Поэтому я твердо надеюсь услышать о тебе вскорости и найти расходы, сделанные мною для твоего продвижения, вознагражденными тем, что теперь, по возвращении на родину, ты завяжешь такие связи и не будешь ими долее пренебрегать. Я написал в этом же смысле своему многолетнему верному другу и покровителю, бывшему президенту Счетной палаты и нынешнему председателю юридического августейшей фамилии партикуляритета при ведомстве гофмаршала его превосходительству графу Штальбургу и попросил его благосклонно отнестись к твоей просьбе, с которой ты в скором времени обратишься к нему. Мой высокопоставленный друг уже соблаговолил немедленно мне ответить, и, на твое счастье, он не только примет тебя, но и проявит живой интерес к твоим делам, как я описал их. Тем самым, насколько это в моих силах и насколько я могу судить, твое будущее обеспечено — при условии, что ты сумеешь расположить к себе его превосходительство и одновременно укрепить свою репутацию во влиятельных академических кругах.
Что же касается просьбы, которую ты, конечно, с радостью доложишь его превосходительству, как только узнаешь, о чем идет речь, то суть ее такова.
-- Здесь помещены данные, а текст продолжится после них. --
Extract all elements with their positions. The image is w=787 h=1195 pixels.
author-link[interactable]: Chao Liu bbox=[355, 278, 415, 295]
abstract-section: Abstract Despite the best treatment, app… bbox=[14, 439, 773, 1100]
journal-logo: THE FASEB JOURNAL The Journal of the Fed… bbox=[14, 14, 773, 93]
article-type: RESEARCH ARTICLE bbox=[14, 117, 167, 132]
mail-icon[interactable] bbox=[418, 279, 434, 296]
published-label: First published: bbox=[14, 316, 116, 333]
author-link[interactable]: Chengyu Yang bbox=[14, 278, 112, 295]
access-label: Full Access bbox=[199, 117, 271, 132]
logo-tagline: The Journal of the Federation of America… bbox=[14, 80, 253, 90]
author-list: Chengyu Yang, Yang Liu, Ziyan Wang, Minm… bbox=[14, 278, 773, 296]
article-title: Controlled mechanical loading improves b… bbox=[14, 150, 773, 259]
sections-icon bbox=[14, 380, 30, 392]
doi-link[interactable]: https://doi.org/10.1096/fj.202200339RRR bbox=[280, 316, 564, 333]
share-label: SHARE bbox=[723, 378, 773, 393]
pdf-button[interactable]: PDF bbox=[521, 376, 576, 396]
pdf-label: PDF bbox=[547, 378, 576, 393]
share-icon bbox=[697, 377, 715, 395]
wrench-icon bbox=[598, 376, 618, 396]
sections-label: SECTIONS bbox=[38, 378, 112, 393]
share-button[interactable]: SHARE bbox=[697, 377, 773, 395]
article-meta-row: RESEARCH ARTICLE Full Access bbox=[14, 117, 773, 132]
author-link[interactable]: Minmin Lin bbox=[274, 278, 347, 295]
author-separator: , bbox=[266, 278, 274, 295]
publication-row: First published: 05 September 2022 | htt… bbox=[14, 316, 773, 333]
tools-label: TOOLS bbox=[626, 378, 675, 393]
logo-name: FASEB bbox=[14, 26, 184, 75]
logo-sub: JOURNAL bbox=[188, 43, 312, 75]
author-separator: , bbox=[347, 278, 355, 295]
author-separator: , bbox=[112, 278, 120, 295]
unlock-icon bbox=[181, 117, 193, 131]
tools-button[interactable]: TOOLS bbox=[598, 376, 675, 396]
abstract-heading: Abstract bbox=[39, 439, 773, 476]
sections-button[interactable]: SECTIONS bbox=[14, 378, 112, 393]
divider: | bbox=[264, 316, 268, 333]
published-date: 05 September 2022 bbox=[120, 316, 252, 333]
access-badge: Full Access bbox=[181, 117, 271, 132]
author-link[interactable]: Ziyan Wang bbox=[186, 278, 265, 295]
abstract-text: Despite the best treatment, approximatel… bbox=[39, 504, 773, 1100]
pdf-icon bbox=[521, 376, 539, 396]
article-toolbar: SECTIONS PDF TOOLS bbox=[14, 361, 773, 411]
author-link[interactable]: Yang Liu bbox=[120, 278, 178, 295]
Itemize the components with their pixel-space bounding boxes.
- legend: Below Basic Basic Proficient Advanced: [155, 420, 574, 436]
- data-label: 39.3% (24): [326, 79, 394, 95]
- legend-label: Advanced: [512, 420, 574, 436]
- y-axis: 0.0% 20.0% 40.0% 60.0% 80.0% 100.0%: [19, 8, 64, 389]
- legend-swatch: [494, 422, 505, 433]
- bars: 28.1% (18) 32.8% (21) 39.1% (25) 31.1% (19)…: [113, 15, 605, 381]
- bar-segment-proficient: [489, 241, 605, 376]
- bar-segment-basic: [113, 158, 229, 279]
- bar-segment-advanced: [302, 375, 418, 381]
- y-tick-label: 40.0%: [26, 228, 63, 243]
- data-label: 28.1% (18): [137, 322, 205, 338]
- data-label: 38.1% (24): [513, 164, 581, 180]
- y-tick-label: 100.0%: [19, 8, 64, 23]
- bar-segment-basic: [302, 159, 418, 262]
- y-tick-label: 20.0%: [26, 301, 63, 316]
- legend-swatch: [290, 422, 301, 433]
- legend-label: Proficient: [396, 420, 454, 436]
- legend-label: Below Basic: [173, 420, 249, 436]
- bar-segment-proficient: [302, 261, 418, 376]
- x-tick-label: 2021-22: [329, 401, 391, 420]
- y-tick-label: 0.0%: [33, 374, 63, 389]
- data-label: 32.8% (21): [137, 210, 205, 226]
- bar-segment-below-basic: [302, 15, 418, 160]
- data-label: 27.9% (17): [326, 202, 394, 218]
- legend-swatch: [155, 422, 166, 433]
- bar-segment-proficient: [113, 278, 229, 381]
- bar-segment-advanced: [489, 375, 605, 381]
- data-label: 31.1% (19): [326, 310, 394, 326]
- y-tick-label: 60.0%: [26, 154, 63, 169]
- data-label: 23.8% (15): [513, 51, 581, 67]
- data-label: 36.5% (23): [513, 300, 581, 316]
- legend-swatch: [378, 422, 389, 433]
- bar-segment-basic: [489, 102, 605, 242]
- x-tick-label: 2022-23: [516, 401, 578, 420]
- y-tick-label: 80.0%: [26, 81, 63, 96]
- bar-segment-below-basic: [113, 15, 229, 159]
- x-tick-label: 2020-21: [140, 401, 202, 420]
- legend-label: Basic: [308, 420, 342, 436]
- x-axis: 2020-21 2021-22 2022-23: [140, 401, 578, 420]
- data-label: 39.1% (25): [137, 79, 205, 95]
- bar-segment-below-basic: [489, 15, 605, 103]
В 1918 году, приблизительно 15.VI, в Германии должно состояться пышное, способное запечатлеть в памяти мира величие и мощь Германии празднование тридцатилетия правления императора Вильгельма II; хотя впереди еще несколько лет, из надежного источника известно, что готовятся к юбилею — пока, разумеется, совершенно неофициально — уже сегодня. Ты, вероятно, знаешь, что в том же году празднует семидесятилетие своего вступления на престол наш достопочтенный император и что дата эта приходится на 2-е декабря. При чрезмерной скромности, проявляемой нами, австрийцами, во всех вопросах, касающихся нашего собственного отечества, можно опасаться, что мы получим, позволю себе сказать, еще один Кениггрец, то есть что немцы с их целенаправленной методичностью снова опередят нас, подобно тому как тогда они взяли на вооружение игольчатое оружье, прежде чем мы успели опомниться.